Se entiende que Riesending haya atraído el interés de los mejores espeleólogos, y Westhauser pasa por ser uno de los más competentes. Nada hay en él de la imprudencia de un aficionado novel o de uno de esos urbanitas adinerados y aburridos que se exponen a riesgos extremos para provocar la liberadora descarga de adrenalina.El rescate de Westhauser ha batido todos los records. Intervinieron en él más de 700 personas, 202 de ellas especialistas en rescates subterráneos venidos de Alemania, Italia, Austria, Suiza y Croacia. Ninguno de los países alpinos disponía por sí solo de las personas y el material necesarios. La coordinación fue ejemplar. Al fondo de la cueva bajaron espeleólogos, médicos y otros especialistas.
Además de prestarle asistencia médica in situ –ese tipo de traumatismo craneal requiere normalmente la hospitalización inmediata---, hubo que montar un sofisticado sistema para transportar la camilla con el herido, de modo que sufriera lo menos posible con el movimiento. Para asegurar la comunicación con el exterior, técnicos suizos instalaron el Cave Link, una especie de emisora, gracias a la que Westhauser pudo hablar con su familia.
Los que bajaron al fondo de la cueva, espeleólogos incluidos, corrieron un riesgo patente, pues las condiciones eran claramente adversas. Seis médicos con experiencia en cuevas se turnaron, de modo que hubiera siempre uno junto al enfermo. Especialistas en minería trabajaron para facilitar el desplazamiento a lo largo del recorrido que debía hacer el equipo de rescate. El traslado mismo requirió un esfuerzo ímprobo y generó momentos de gran tensión.
El despliegue logístico fuera de la cueva resultó impresionante. Diez veces al día, unos helicópteros de la policía alemana habían de subir personas y material diverso a la entrada de la gruta. Como sabemos de la experiencia militar, detrás de cada combatiente en el frente hay otros muchos que integran la cadena logística.
En la gestión de la crisis y en la cobertura informativa sobre el rescate ha predominado el interés humanitario; todos estaban de acuerdo en no ahorrar esfuerzo para salvar a Westhauser. No faltaron, sin embargo, quienes cuestionaron tanta dedicación: hablaban del riesgo corrido por los rescatadores, se aludió también al elevado coste económico.

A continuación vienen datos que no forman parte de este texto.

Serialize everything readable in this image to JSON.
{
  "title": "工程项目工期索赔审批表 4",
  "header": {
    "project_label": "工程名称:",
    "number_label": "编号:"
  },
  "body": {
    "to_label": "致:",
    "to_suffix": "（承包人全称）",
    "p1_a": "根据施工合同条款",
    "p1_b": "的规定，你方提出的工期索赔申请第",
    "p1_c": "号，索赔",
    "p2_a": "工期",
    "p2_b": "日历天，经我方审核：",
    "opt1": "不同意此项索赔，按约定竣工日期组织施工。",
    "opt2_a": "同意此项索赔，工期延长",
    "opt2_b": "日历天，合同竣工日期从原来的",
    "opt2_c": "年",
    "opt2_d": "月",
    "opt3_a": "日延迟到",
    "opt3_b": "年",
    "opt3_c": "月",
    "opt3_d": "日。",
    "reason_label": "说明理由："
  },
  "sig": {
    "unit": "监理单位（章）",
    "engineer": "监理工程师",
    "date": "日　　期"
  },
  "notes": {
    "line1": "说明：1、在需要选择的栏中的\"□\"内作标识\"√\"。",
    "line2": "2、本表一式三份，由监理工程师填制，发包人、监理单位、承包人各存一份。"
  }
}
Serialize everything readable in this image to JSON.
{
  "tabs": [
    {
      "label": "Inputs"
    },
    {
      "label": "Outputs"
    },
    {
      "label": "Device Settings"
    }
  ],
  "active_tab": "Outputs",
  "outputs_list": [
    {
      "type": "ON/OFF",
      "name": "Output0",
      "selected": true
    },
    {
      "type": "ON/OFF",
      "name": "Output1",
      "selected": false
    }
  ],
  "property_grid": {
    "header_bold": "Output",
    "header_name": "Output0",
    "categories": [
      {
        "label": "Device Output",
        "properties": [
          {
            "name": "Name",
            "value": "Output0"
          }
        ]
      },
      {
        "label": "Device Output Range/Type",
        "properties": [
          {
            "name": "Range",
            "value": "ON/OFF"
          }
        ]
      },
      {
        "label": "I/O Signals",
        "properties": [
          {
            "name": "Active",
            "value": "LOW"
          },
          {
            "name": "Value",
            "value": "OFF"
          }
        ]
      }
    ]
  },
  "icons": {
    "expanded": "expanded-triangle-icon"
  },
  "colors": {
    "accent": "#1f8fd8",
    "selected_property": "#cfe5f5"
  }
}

¿Se justificaba un gasto tan desmesurado para salvar a una persona, que además se había puesto voluntariamente en esa situación peligrosa? En principio, el Estado alemán se ha hecho cargo de los gastos ocasionados, aunque gran parte del material fue aportado por los propios socorristas. A la vez, han ido llegando donativos de toda Europa.
Todos coinciden en calificar esta operación como un hito excepcional en la historia de los rescates alpinos. Los especialistas reconocen que una prueba extrema como esta trae beneficios añadidos; por ejemplo, a los neurólogos les ha revelado la evolución de un trauma craneal grave que no se puede tratar médicamente de modo inmediato.
Una vez más se ha puesto de manifiesto que cuando se presenta un reto extraordinario nos crecemos, damos lo mejor de nosotros mismos. La solidaridad muestra entonces expresiones heroicas. En las circunstancias cotidianas nos resulta, en cambio, más difícil mantener ese tono ético y comprometido ante la vida de los demás.
Vivir la justicia y la caridad en el trato habitual con la familia, los vecinos, los compañeros de trabajo, la gente, aunque poco aparatoso, incluso vulgar, tiene mucha más relevancia. Ante el esfuerzo extraordinario, responderá positivamente sólo el que se haya ejercitado regularmente en lo ordinario.
La hazaña deportiva que pulveriza un record sólo es posible con mucho entrenamiento previo. Y salvar Westhausers requiere gran aprecio por el prójimo. En Riesending no se rescató un cadáver: se salvó un ser humano.